At Tutor Perini, a California-based construction and engineering firm, the CEO's compensation declined in 2010, but his $9.9 million pay package still was well above the $5.5 million median at peer companies. In addition, the compensation committee lowered the pre-tax income target for the CEO to earn performance awards. The 2010 target was $156.3 million, down from the prior year's target of $211.6 million. In addition, the CEO continues to receive significant perks, including $139,400 in vehicle and driver use and $138,100 in accounting and tax services in 2010.
Overall, 31 Russell 3000 companies have reported failed advisory votes this year, according to ISS data. This group amounts to 1.6 percent of the 1,923 issuers that have held pay votes this season (and where ISS has vote results).
Meanwhile, investors continue to support an annual frequency for future advisory votes by a wide margin. So far, annual votes have won majority (or plurality) support at 1,464 companies, as compared to the 302 firms where a triennial frequency earned the greatest support, according to ISS data as of June 7. A biennial frequency received the most support at 14 issuers.
A shareholder proposal seeking an investor vote on future “golden parachute” arrangements earned 57.8 percent support (based on votes cast “for” and “against”) at the May 27 annual meeting of Lowe’s Companies.
The proposal was filed by the Trowel Trades S&P 500 Index Fund, which is seeking a vote on future severance arrangements that would provide benefits that exceed 2.99 times the sum of the executive’s base salary plus bonus. The North Carolina-based home improvement retailer previously adopted a policy that provides for shareholder ratification of any new agreement that provides for a total cash value severance payment exceeding 2.99 times the sum of the salary plus bonus, but this policy excludes tax gross-ups, which can be significant.
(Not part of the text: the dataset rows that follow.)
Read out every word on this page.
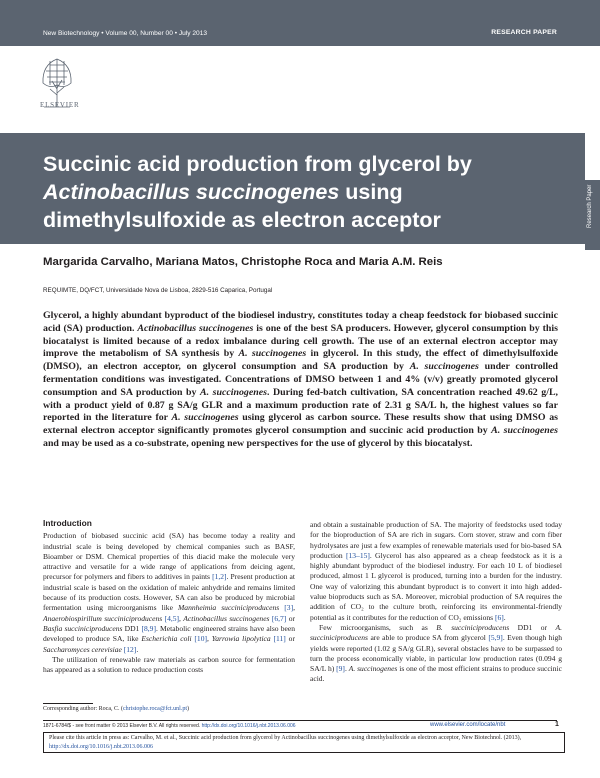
New Biotechnology • Volume 00, Number 00 • July 2013	RESEARCH PAPER
ELSEVIER
Succinic acid production from glycerol by
Actinobacillus succinogenes using
dimethylsulfoxide as electron acceptor	Research Paper
Margarida Carvalho, Mariana Matos, Christophe Roca and Maria A.M. Reis
REQUIMTE, DQ/FCT, Universidade Nova de Lisboa, 2829-516 Caparica, Portugal

Glycerol, a highly abundant byproduct of the biodiesel industry, constitutes today a cheap feedstock for biobased succinic acid (SA) production. Actinobacillus succinogenes is one of the best SA producers. However, glycerol consumption by this biocatalyst is limited because of a redox imbalance during cell growth. The use of an external electron acceptor may improve the metabolism of SA synthesis by A. succinogenes in glycerol. In this study, the effect of dimethylsulfoxide (DMSO), an electron acceptor, on glycerol consumption and SA production by A. succinogenes under controlled fermentation conditions was investigated. Concentrations of DMSO between 1 and 4% (v/v) greatly promoted glycerol consumption and SA production by A. succinogenes. During fed-batch cultivation, SA concentration reached 49.62 g/L, with a product yield of 0.87 g SA/g GLR and a maximum production rate of 2.31 g SA/L h, the highest values so far reported in the literature for A. succinogenes using glycerol as carbon source. These results show that using DMSO as external electron acceptor significantly promotes glycerol consumption and succinic acid production by A. succinogenes and may be used as a co-substrate, opening new perspectives for the use of glycerol by this biocatalyst.

Introduction

Production of biobased succinic acid (SA) has become today a reality and industrial scale is being developed by chemical companies such as BASF, Bioamber or DSM. Chemical properties of this diacid make the molecule very attractive and versatile for a wide range of applications from deicing agent, precursor for polymers and fibers to additives in paints [1,2]. Present production at industrial scale is based on the oxidation of maleic anhydride and remains limited because of its production costs. However, SA can also be produced by microbial fermentation using microorganisms like Mannheimia succiniciproducens [3], Anaerobiospirillum succiniciproducens [4,5], Actinobacillus succinogenes [6,7] or Basfia succiniciproducens DD1 [8,9]. Metabolic engineered strains have also been developed to produce SA, like Escherichia coli [10], Yarrowia lipolytica [11] or Saccharomyces cerevisiae [12].

The utilization of renewable raw materials as carbon source for fermentation has appeared as a solution to reduce production costs

and obtain a sustainable production of SA. The majority of feedstocks used today for the bioproduction of SA are rich in sugars. Corn stover, straw and corn fiber hydrolysates are just a few examples of renewable materials used for bio-based SA production [13–15]. Glycerol has also appeared as a cheap feedstock as it is a highly abundant byproduct of the biodiesel industry. For each 10 L of biodiesel produced, almost 1 L glycerol is produced, turning into a burden for the industry. One way of valorizing this abundant byproduct is to convert it into high added-value bioproducts such as SA. Moreover, microbial production of SA requires the addition of CO₂ to the culture broth, reinforcing its environmental-friendly potential as it contributes for the reduction of CO₂ emissions [6].

Few microorganisms, such as B. succiniciproducens DD1 or A. succiniciproducens are able to produce SA from glycerol [5,9]. Even though high yields were reported (1.02 g SA/g GLR), several obstacles have to be surpassed to turn the process economically viable, in particular low production rates (0.094 g SA/L h) [9]. A. succinogenes is one of the most efficient strains to produce succinic acid.

Corresponding author: Roca, C. (christophe.roca@fct.unl.pt)
1871-6784/$ - see front matter © 2013 Elsevier B.V. All rights reserved. http://dx.doi.org/10.1016/j.nbt.2013.06.006	www.elsevier.com/locate/nbt	1
Please cite this article in press as: Carvalho, M. et al., Succinic acid production from glycerol by Actinobacillus succinogenes using dimethylsulfoxide as electron acceptor, New Biotechnol. (2013), http://dx.doi.org/10.1016/j.nbt.2013.06.006
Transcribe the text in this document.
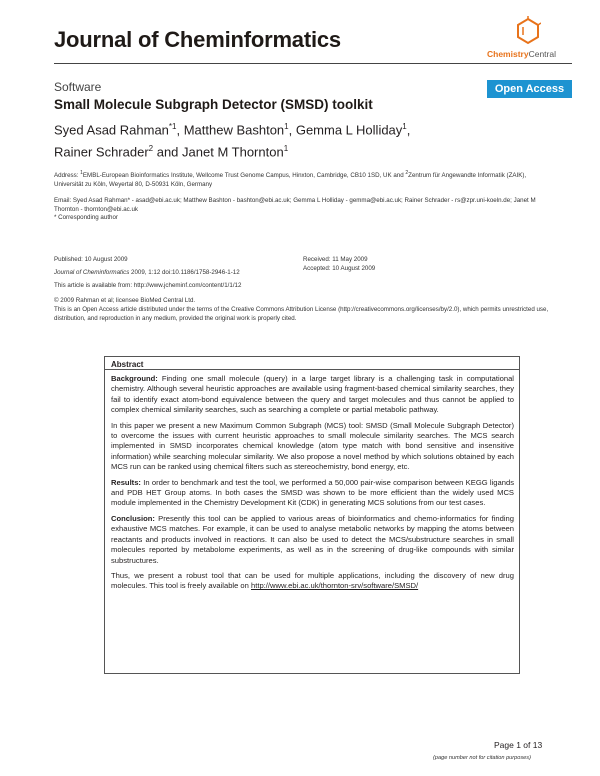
Journal of Cheminformatics
ChemistryCentral
Software	Open Access
Small Molecule Subgraph Detector (SMSD) toolkit
Syed Asad Rahman$^{*1}$, Matthew Bashton$^1$, Gemma L Holliday$^1$,
Rainer Schrader$^2$ and Janet M Thornton$^1$
Address: $^1$EMBL-European Bioinformatics Institute, Wellcome Trust Genome Campus, Hinxton, Cambridge, CB10 1SD, UK and $^2$Zentrum für Angewandte Informatik (ZAIK), Universität zu Köln, Weyertal 80, D-50931 Köln, Germany
Email: Syed Asad Rahman* - asad@ebi.ac.uk; Matthew Bashton - bashton@ebi.ac.uk; Gemma L Holliday - gemma@ebi.ac.uk; Rainer Schrader - rs@zpr.uni-koeln.de; Janet M Thornton - thornton@ebi.ac.uk
* Corresponding author
Published: 10 August 2009
Journal of Cheminformatics 2009, 1:12 doi:10.1186/1758-2946-1-12
This article is available from: http://www.jcheminf.com/content/1/1/12
Received: 11 May 2009
Accepted: 10 August 2009
© 2009 Rahman et al; licensee BioMed Central Ltd.
This is an Open Access article distributed under the terms of the Creative Commons Attribution License (http://creativecommons.org/licenses/by/2.0), which permits unrestricted use, distribution, and reproduction in any medium, provided the original work is properly cited.
Abstract

Background: Finding one small molecule (query) in a large target library is a challenging task in computational chemistry. Although several heuristic approaches are available using fragment-based chemical similarity searches, they fail to identify exact atom-bond equivalence between the query and target molecules and thus cannot be applied to complex chemical similarity searches, such as searching a complete or partial metabolic pathway.

In this paper we present a new Maximum Common Subgraph (MCS) tool: SMSD (Small Molecule Subgraph Detector) to overcome the issues with current heuristic approaches to small molecule similarity searches. The MCS search implemented in SMSD incorporates chemical knowledge (atom type match with bond sensitive and insensitive information) while searching molecular similarity. We also propose a novel method by which solutions obtained by each MCS run can be ranked using chemical filters such as stereochemistry, bond energy, etc.

Results: In order to benchmark and test the tool, we performed a 50,000 pair-wise comparison between KEGG ligands and PDB HET Group atoms. In both cases the SMSD was shown to be more efficient than the widely used MCS module implemented in the Chemistry Development Kit (CDK) in generating MCS solutions from our test cases.

Conclusion: Presently this tool can be applied to various areas of bioinformatics and chemo-informatics for finding exhaustive MCS matches. For example, it can be used to analyse metabolic networks by mapping the atoms between reactants and products involved in reactions. It can also be used to detect the MCS/substructure searches in small molecules reported by metabolome experiments, as well as in the screening of drug-like compounds with similar substructures.

Thus, we present a robust tool that can be used for multiple applications, including the discovery of new drug molecules. This tool is freely available on http://www.ebi.ac.uk/thornton-srv/software/SMSD/

Page 1 of 13
(page number not for citation purposes)
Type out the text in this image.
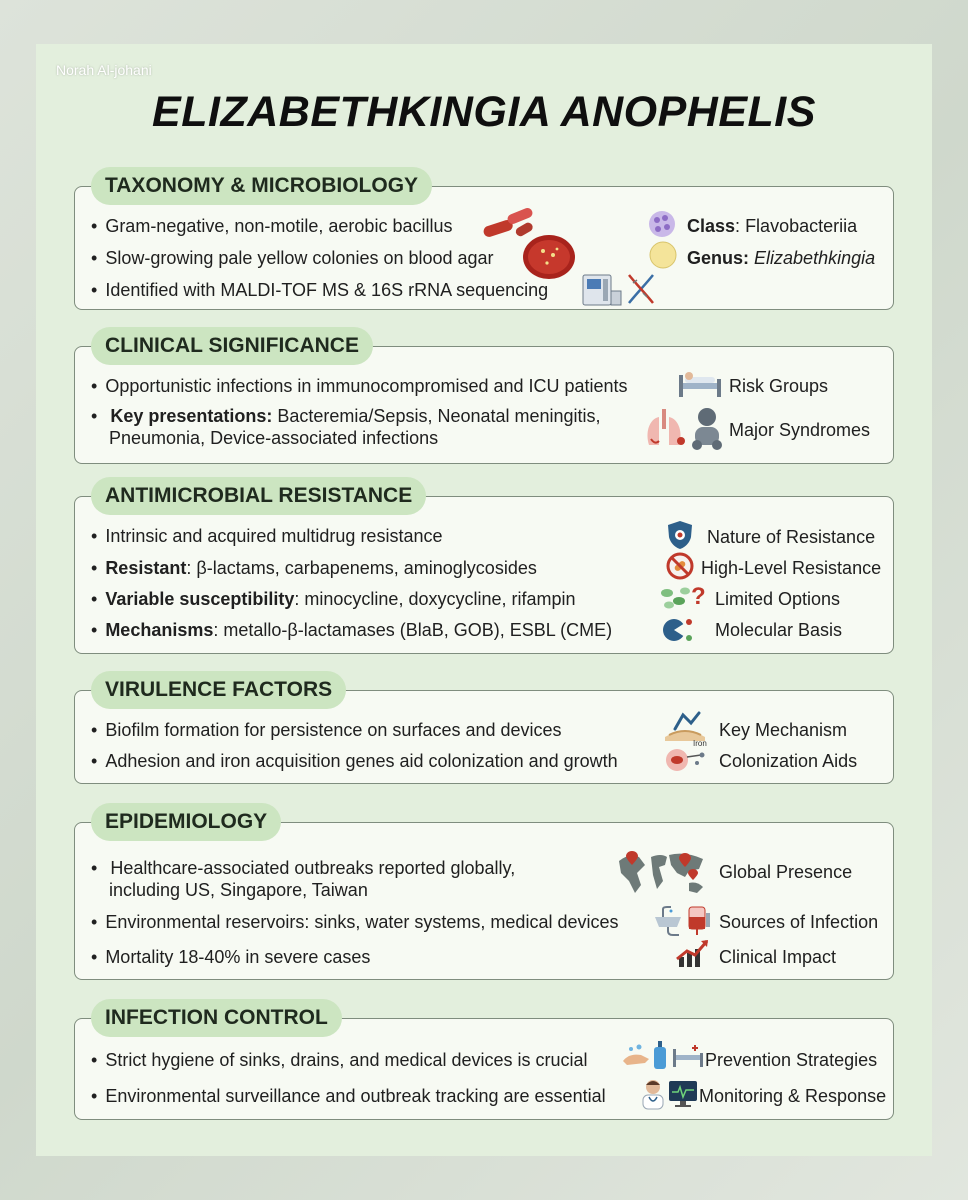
Norah Al-johani
ELIZABETHKINGIA ANOPHELIS
TAXONOMY & MICROBIOLOGY
• Gram-negative, non-motile, aerobic bacillus
• Slow-growing pale yellow colonies on blood agar
• Identified with MALDI-TOF MS & 16S rRNA sequencing
Class: Flavobacteriia
Genus: Elizabethkingia
CLINICAL SIGNIFICANCE
• Opportunistic infections in immunocompromised and ICU patients
• Key presentations: Bacteremia/Sepsis, Neonatal meningitis,
Pneumonia, Device-associated infections
Risk Groups
Major Syndromes
ANTIMICROBIAL RESISTANCE
• Intrinsic and acquired multidrug resistance
• Resistant: β-lactams, carbapenems, aminoglycosides
• Variable susceptibility: minocycline, doxycycline, rifampin
• Mechanisms: metallo-β-lactamases (BlaB, GOB), ESBL (CME)
Nature of Resistance
High-Level Resistance
? Limited Options
Molecular Basis
VIRULENCE FACTORS
• Biofilm formation for persistence on surfaces and devices
• Adhesion and iron acquisition genes aid colonization and growth
Key Mechanism
Iron
Colonization Aids
EPIDEMIOLOGY
• Healthcare-associated outbreaks reported globally,
including US, Singapore, Taiwan
• Environmental reservoirs: sinks, water systems, medical devices
• Mortality 18-40% in severe cases
Global Presence
Sources of Infection
Clinical Impact
INFECTION CONTROL
• Strict hygiene of sinks, drains, and medical devices is crucial
• Environmental surveillance and outbreak tracking are essential
Prevention Strategies
Monitoring & Response
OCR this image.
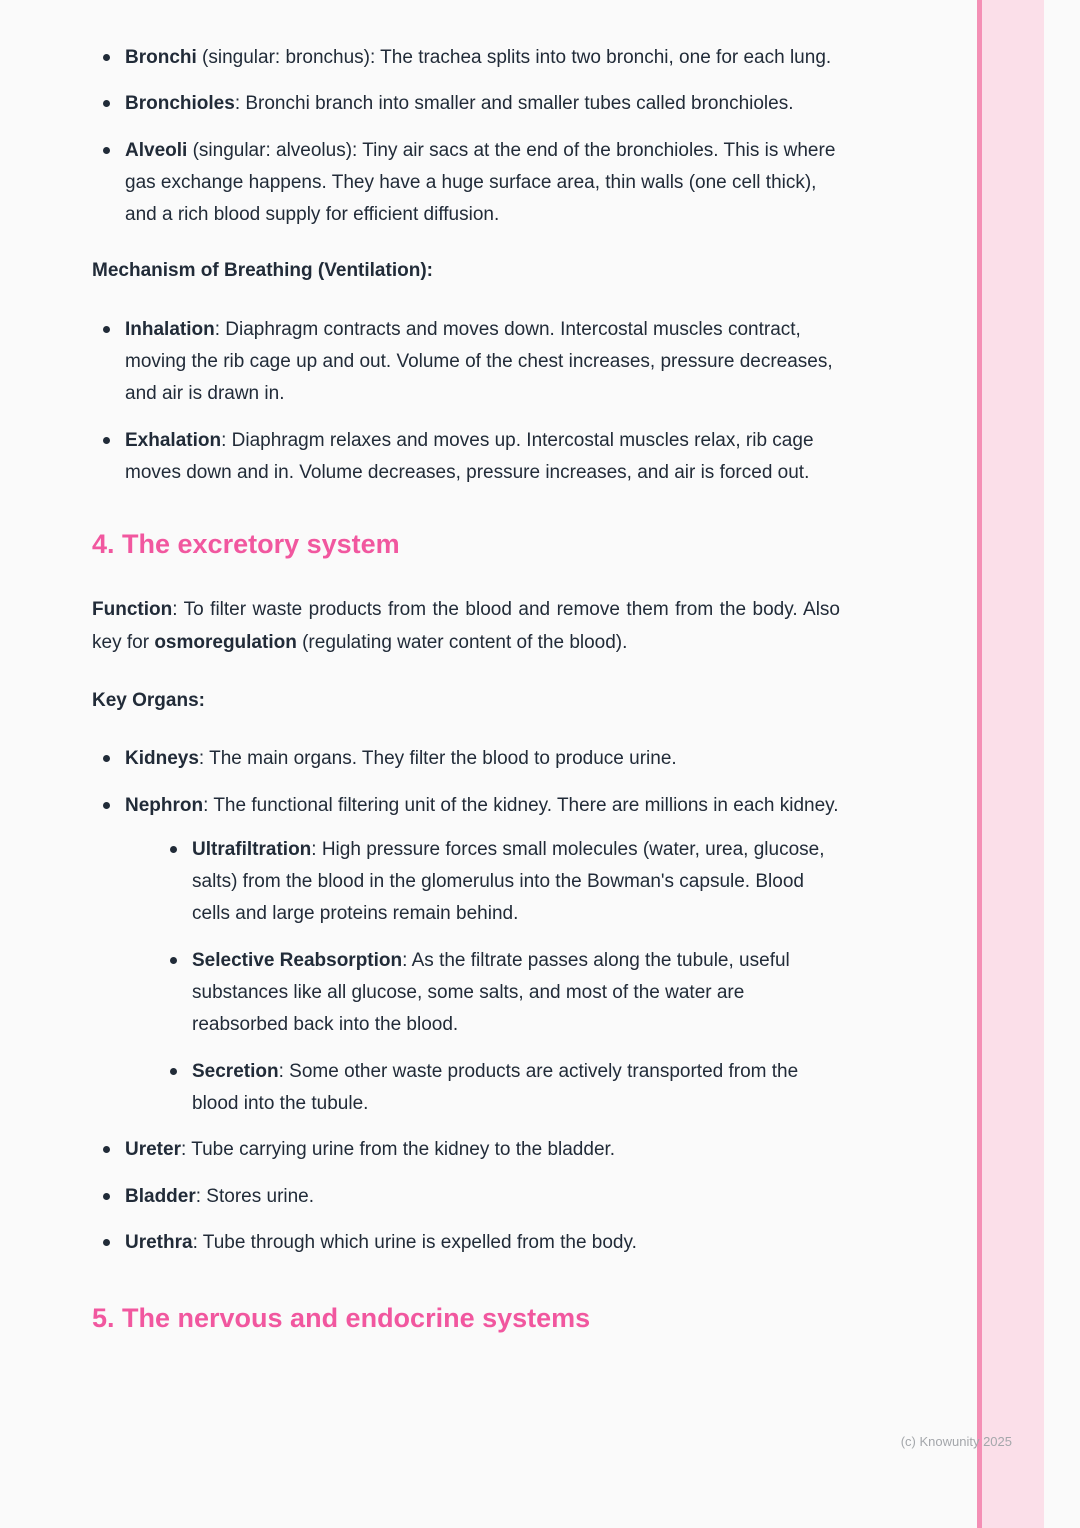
Bronchi (singular: bronchus): The trachea splits into two bronchi, one for each lung.
Bronchioles: Bronchi branch into smaller and smaller tubes called bronchioles.
Alveoli (singular: alveolus): Tiny air sacs at the end of the bronchioles. This is where gas exchange happens. They have a huge surface area, thin walls (one cell thick), and a rich blood supply for efficient diffusion.

Mechanism of Breathing (Ventilation):

Inhalation: Diaphragm contracts and moves down. Intercostal muscles contract, moving the rib cage up and out. Volume of the chest increases, pressure decreases, and air is drawn in.
Exhalation: Diaphragm relaxes and moves up. Intercostal muscles relax, rib cage moves down and in. Volume decreases, pressure increases, and air is forced out.
4. The excretory system

Function: To filter waste products from the blood and remove them from the body. Also key for osmoregulation (regulating water content of the blood).

Key Organs:

Kidneys: The main organs. They filter the blood to produce urine.
Nephron: The functional filtering unit of the kidney. There are millions in each kidney.
Ultrafiltration: High pressure forces small molecules (water, urea, glucose, salts) from the blood in the glomerulus into the Bowman's capsule. Blood cells and large proteins remain behind.
Selective Reabsorption: As the filtrate passes along the tubule, useful substances like all glucose, some salts, and most of the water are reabsorbed back into the blood.
Secretion: Some other waste products are actively transported from the blood into the tubule.
Ureter: Tube carrying urine from the kidney to the bladder.
Bladder: Stores urine.
Urethra: Tube through which urine is expelled from the body.
5. The nervous and endocrine systems
(c) Knowunity 2025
Overall, 80 U.S. shareholder proposals have received majority support this proxy season, according to ISS data. Other recent votes include 84.5 percent support for declassification at Neurocrine BioSciences, a 86.9 percent vote for declassification at Thermo Fisher Scientific, and 78.3 percent approval for majority voting at Tessera Technologies.
Meanwhile, more issuers are filing proxy materials that include stand-alone golden parachute votes, as required by the Dodd-Frank Act for companies that seek shareholder approval for mergers and other transactions. Among those companies are: Lawson Software (June 29), K Sea Transportation (July 1), GS Financial (July 7), and Digital Angel (July 14). In addition, the agenda for the June 14 meeting of BioMimetic Therapeutics includes a bundled "say on pay"/golden parachute vote, one of the first ballot items of its kind this year.